There are many ways to fight against the waves of hatred that give birth to genocide—the greatest of these is consciously deciding that one person can make a difference. The biggest lesson that I learned in walking in the museum is that apathy goes part and parcel with genocide. Assuming that you can’t do anything, that your voice won’t be heard, that your vote doesn’t count are what allows hatred, ignorance and scapegoating to flourish. Believing that it can never happen again also allows genocide to take hold.

Many people believe that discrimination whether it is against African Americans, people of Jewish or Arabic faiths, Hispanics, Asians, Native Americans and many other minorities no longer exists, that we no longer need quotas, that redlining has disappeared, that we no longer need forced busing. It is my belief that this is not the case that even though we have instituted myriad programs to promote diversity it is our hearts that are still infected.

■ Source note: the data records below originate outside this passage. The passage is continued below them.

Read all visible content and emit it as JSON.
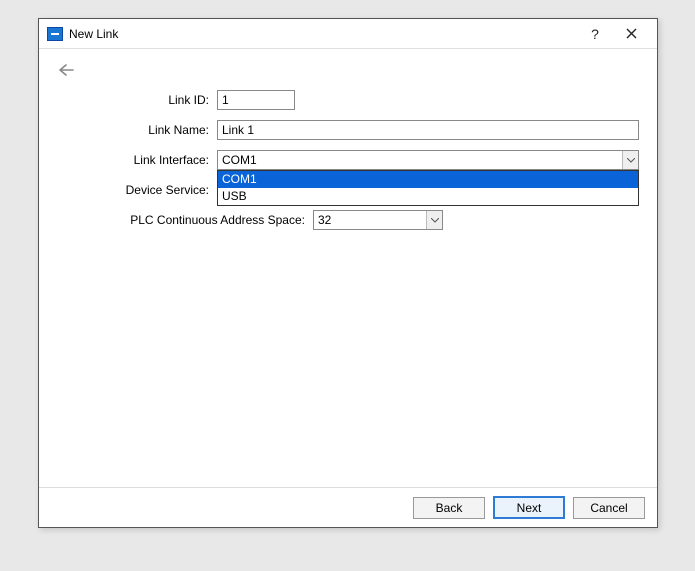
{
  "title": "New Link",
  "labels": {
    "link_id": "Link ID:",
    "link_name": "Link Name:",
    "link_interface": "Link Interface:",
    "device_service": "Device Service:",
    "plc_space": "PLC Continuous Address Space:"
  },
  "values": {
    "link_id": "1",
    "link_name": "Link 1",
    "link_interface": "COM1",
    "plc_space": "32"
  },
  "interface_options": {
    "o0": "COM1",
    "o1": "USB"
  },
  "buttons": {
    "back": "Back",
    "next": "Next",
    "cancel": "Cancel"
  },
  "title_help": "?"
}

Mel Gibson, Michael Richards and soon to be former Senator George Allen have recently proven that discrimination is alive and well—it has simply gone underground. Consciously acknowledging its existence is the first step in truly excising this disease from our collective heart. Realizing that Mel Gibson’s, Michael Richards’s and George Allen’s beliefs are the result of what our society condones—first by raising these men to positions where they are idolized and can do no wrong and second by turning a blind eye, a deaf ear, and a mute tongue each time we are confronted with a racial or hateful comment, “joke” or action.

The genocide that is occurring in Darfur and that is beginning in Chad are the responsibility of each of us. We cannot afford to turn a blind eye to genocide anywhere—each of us needs to realize that we are truly connected that the fate of a grandmother, a child, and a father in Darfur is tied to our fate.

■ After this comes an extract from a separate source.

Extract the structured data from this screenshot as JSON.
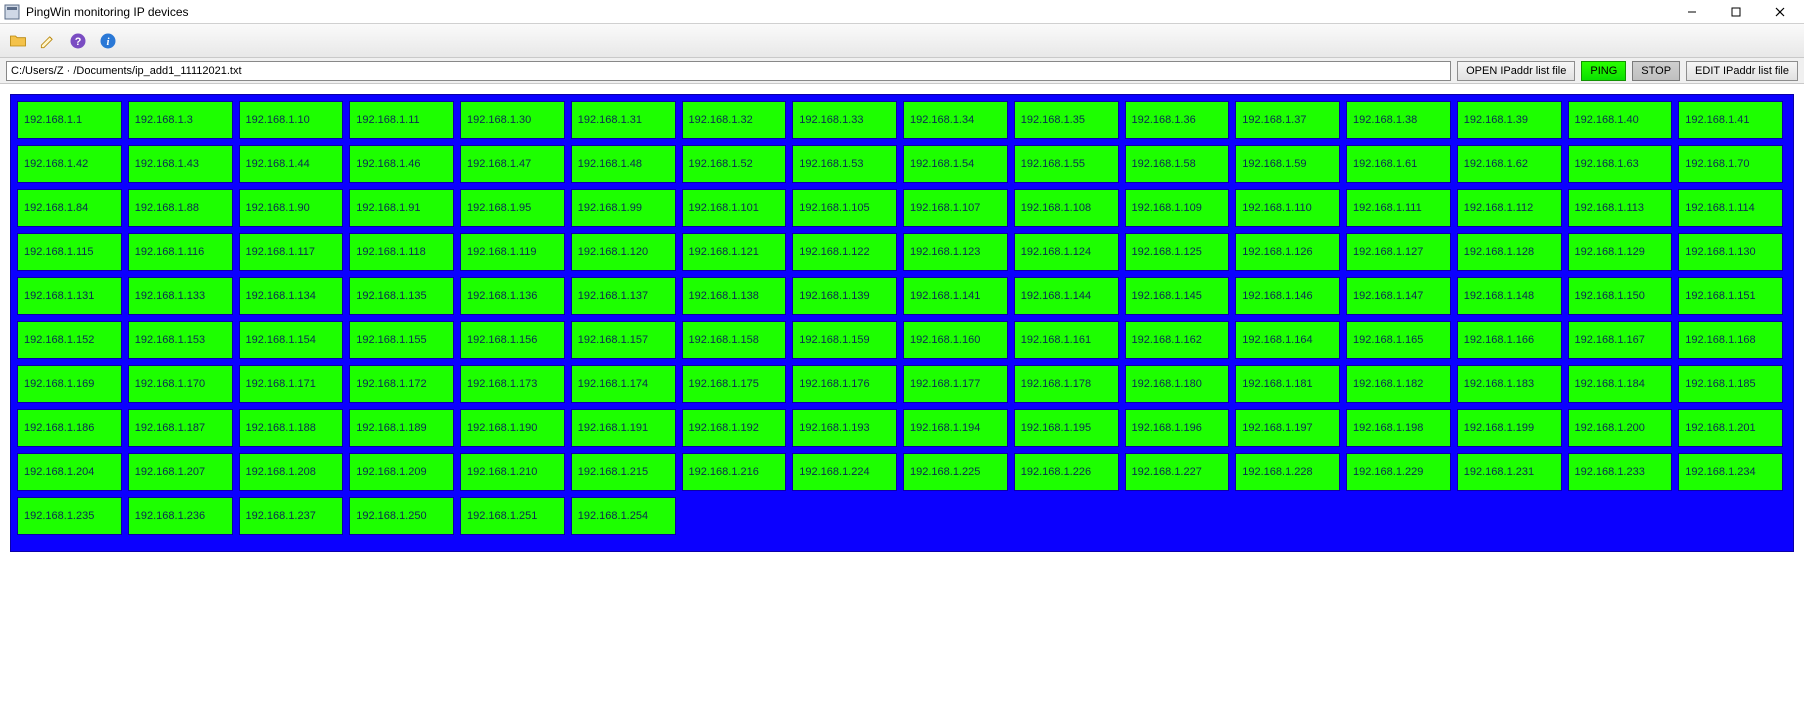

I wonder if it weren’t for the Holocaust would we already have discovered a cure for cancer, a form of sustainable energy, a real chance for peace in the Mideast and the World. Can we afford another genocide?

Martin Luther King said, “Darkness cannot drive out darkness; only light can do that; only love can do that”. It is my hope and prayer that our grandchildren will never have to build another Holocaust Museum or add to the exhibits contained therein. We do not need “political correctness”—we need a change of heart. We need to open our hearts, our eyes, our ears, and our voices to words of understanding, of compassion, of empathy and to the most powerful of all of these emotions to love. In the end I realize that what we need begins with me.